The cover has been designed to symbolise and immortalise the organisations’ allegiance to the community and their commitment to increasing diversity on the streets of the UK.
To bring the cover to fruition, Wrekin completed a unique manufacturing process to provide the water services company with four brand-new Unite D400 manhole covers, all sporting the bespoke design.
A unique milling and colouring process was followed so that icons, logos and the iconic rainbow colours – including black and brown to represent LGBTQ+ people from the BAME community – can be showcased on the exterior of each ductile iron cover, ensuring pedestrians will not fail to miss the one-of-a-kind design.
The design was machined into a blank cover utilising a precision CNC machine with a 1mm carbide cutter spinning at 26,000rpm and removing 5 microns of material at any one time to achieve the fine detail around the symbols. The rainbow colours were then cast using a pigmented epoxy resin, and the symbols and rain drops were polished by hand with the use of an air sander.
The location of the first cover – which was installed on Napier Road junction with Kings Meadow Road in Reading on 02 September in the days leading up to Love Unites Parade & Festival, Reading’s annual Pride celebration – is particularly significant, as the pavement that runs alongside the road is part of the route that festival goers walked at this year’s event on 4 September.
Simon Turner, commercial director at Wrekin – a leading UK designer, manufacturer and supplier of specialist civil engineering products – said he was extremely pleased to see the first cover take pride of place.
He added: “We’re committed to working with partners, such as Thames Water, who are equally driven to promoting diversity and ensuring inclusivity within the workplace and wider society. These covers are the only of their kind in the world and we’re proud to have been part of the team that has brought them to the streets of the UK.
“We’re thrilled with the finished product and hope that the message ‘Every rainbow needs a little water to shine’ will be able to empower, inspire or even simply put a smile on the face of those who pass them – as each cover is being installed in an area that’s synonymous with the LGBTQ+ community. There’s so much intricate detail and creativity that’s gone into this industrial design and we look forward to people being able to enjoy the covers for generations to come.”
This is the third bespoke cover Wrekin has designed alongside Thames Water. The most recent was a one-of-a-kind Abbey Road themed design to celebrate the album’s 50th anniversary in 2019, which sits proudly next to the famous zebra crossing outside the studios. Whereas the original and less glamourous project took place in 2018 on Whitechapel Road where a special Wrekin cover marks the spot of the memorable 130-tonne ‘monster fatberg’, made up of congealed wet wipes and cooking fat, discovered to be blocking 250 metres of sewers below.

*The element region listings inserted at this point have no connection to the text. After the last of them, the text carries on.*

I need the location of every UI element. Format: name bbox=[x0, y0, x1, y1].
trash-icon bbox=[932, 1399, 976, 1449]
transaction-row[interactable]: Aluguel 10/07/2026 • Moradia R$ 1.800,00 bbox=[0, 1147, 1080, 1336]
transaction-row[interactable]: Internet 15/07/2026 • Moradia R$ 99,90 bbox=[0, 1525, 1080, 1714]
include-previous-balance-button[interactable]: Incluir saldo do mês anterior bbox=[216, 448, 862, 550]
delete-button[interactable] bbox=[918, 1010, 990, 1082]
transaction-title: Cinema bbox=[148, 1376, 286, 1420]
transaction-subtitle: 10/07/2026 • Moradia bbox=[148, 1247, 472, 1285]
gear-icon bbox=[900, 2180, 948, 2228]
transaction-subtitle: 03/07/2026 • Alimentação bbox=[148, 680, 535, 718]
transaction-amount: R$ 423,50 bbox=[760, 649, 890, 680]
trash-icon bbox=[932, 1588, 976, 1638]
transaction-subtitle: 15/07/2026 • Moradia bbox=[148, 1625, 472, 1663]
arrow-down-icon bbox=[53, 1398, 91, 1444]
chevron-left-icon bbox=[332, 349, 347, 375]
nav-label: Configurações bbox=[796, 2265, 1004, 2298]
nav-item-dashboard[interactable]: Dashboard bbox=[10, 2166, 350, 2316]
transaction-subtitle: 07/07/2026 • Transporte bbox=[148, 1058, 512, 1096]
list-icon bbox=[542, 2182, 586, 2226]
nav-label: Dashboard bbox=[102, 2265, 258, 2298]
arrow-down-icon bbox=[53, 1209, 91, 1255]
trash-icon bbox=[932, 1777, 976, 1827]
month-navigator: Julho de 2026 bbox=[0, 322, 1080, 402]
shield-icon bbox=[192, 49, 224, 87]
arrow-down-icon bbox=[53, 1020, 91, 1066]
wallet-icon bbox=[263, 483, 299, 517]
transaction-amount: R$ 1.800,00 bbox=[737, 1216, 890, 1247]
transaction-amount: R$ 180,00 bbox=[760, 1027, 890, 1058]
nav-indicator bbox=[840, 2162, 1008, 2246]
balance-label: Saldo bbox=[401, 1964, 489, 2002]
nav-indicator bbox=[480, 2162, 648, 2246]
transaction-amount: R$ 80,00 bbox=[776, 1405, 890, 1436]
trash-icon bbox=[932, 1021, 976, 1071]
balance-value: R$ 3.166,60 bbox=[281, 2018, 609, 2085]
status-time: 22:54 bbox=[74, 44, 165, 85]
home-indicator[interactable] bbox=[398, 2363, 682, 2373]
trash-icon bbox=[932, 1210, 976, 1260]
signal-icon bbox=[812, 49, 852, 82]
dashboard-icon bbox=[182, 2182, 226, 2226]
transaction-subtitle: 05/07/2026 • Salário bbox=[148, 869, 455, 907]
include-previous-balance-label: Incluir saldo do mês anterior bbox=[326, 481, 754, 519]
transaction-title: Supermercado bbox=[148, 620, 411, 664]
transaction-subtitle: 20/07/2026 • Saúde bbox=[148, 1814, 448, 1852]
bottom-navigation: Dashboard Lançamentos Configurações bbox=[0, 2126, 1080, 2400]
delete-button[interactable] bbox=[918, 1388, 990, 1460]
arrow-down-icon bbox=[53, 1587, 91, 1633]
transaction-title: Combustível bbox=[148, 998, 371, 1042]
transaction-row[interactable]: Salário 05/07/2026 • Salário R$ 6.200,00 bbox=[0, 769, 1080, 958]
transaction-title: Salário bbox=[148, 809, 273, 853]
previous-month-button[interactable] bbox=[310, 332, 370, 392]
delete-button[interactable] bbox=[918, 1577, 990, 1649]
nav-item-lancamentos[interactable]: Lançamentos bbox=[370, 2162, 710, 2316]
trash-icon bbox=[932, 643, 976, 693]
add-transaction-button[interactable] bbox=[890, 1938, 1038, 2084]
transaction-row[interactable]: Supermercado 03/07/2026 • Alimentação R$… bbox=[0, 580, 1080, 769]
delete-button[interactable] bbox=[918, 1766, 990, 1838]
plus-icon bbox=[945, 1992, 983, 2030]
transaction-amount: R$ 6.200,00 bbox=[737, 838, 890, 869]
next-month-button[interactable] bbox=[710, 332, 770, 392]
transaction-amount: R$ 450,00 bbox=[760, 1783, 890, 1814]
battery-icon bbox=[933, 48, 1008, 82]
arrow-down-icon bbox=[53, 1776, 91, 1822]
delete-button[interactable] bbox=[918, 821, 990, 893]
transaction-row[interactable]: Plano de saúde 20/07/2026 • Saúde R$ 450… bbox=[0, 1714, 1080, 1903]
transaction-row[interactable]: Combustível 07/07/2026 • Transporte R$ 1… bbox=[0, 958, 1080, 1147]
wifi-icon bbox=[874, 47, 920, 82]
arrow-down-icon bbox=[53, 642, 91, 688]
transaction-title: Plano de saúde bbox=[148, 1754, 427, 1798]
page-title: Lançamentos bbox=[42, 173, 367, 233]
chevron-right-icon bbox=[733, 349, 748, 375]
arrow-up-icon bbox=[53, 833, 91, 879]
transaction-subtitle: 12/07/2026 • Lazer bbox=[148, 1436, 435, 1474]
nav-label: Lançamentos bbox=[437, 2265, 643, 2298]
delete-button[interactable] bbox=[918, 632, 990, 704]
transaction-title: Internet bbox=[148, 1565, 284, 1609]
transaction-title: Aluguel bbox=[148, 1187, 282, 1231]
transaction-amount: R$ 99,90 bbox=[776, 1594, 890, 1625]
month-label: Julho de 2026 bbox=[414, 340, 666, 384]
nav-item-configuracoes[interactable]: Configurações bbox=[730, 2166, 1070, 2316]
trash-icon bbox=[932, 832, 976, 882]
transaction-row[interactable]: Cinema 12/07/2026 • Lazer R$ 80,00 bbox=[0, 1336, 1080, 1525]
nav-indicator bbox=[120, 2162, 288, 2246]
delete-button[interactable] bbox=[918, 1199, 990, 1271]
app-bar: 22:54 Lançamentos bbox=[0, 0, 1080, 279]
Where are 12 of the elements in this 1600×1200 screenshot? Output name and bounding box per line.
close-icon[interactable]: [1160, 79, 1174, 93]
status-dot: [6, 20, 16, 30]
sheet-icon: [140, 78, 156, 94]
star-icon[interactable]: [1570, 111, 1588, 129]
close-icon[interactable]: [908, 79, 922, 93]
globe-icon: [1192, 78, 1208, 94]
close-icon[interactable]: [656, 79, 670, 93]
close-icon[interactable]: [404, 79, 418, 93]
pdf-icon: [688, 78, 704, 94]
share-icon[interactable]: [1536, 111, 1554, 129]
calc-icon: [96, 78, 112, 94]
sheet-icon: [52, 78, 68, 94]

However, Wrekin’s partnership with Thames Water actually dates back to 2004, during which time it has supplied in excess of 100,000 units for its vast network of over 15 million people. In this 17-year period, Wrekin has lived up to its aim to provide a manhole cover that’s ‘fit for purpose’.
Matt Rimmer, director of wastewater networks at Thames Water and an ally of the company’s LGBTQ+ network, said: “We’re proud to be an inclusive employer and want our workforce to represent the diverse communities we serve.
“While most of the infrastructure we use to provide essential water and waste services is underground, the drain covers are there for all to see and are a perfect canvas on which to promote our values. While we continue to support Pride events, we also want to have some permanent and highly visible statement pieces that reflect our commitment to our LGBTQ+ employees and customers. The covers will not only be functional but also works of art that we hope people will enjoy.”
There are three more covers ordered by Thames Water that are yet to be installed, one of which is being funded by drainage and wastewater utility specialist Lanes Group. These will be arriving in Swindon and two more central London locations in the coming weeks, bringing the project to completion.
Emma Kosmin, associate director of workplace client relationships at LGBTQ+ rights organisation Stonewall, said: “We’re delighted that Thames Water and Wrekin have partnered to install drain covers that visibly celebrate the LGBTQ+ community. Initiatives that openly show appreciation for our communities help LGBTQ+ staff and members of the public feel seen and valued. It’s great to see the passion that Thames Water and Wrekin have put into this project, and their dedication to creating a world where all LGBTQ+ people are free to thrive as themselves.”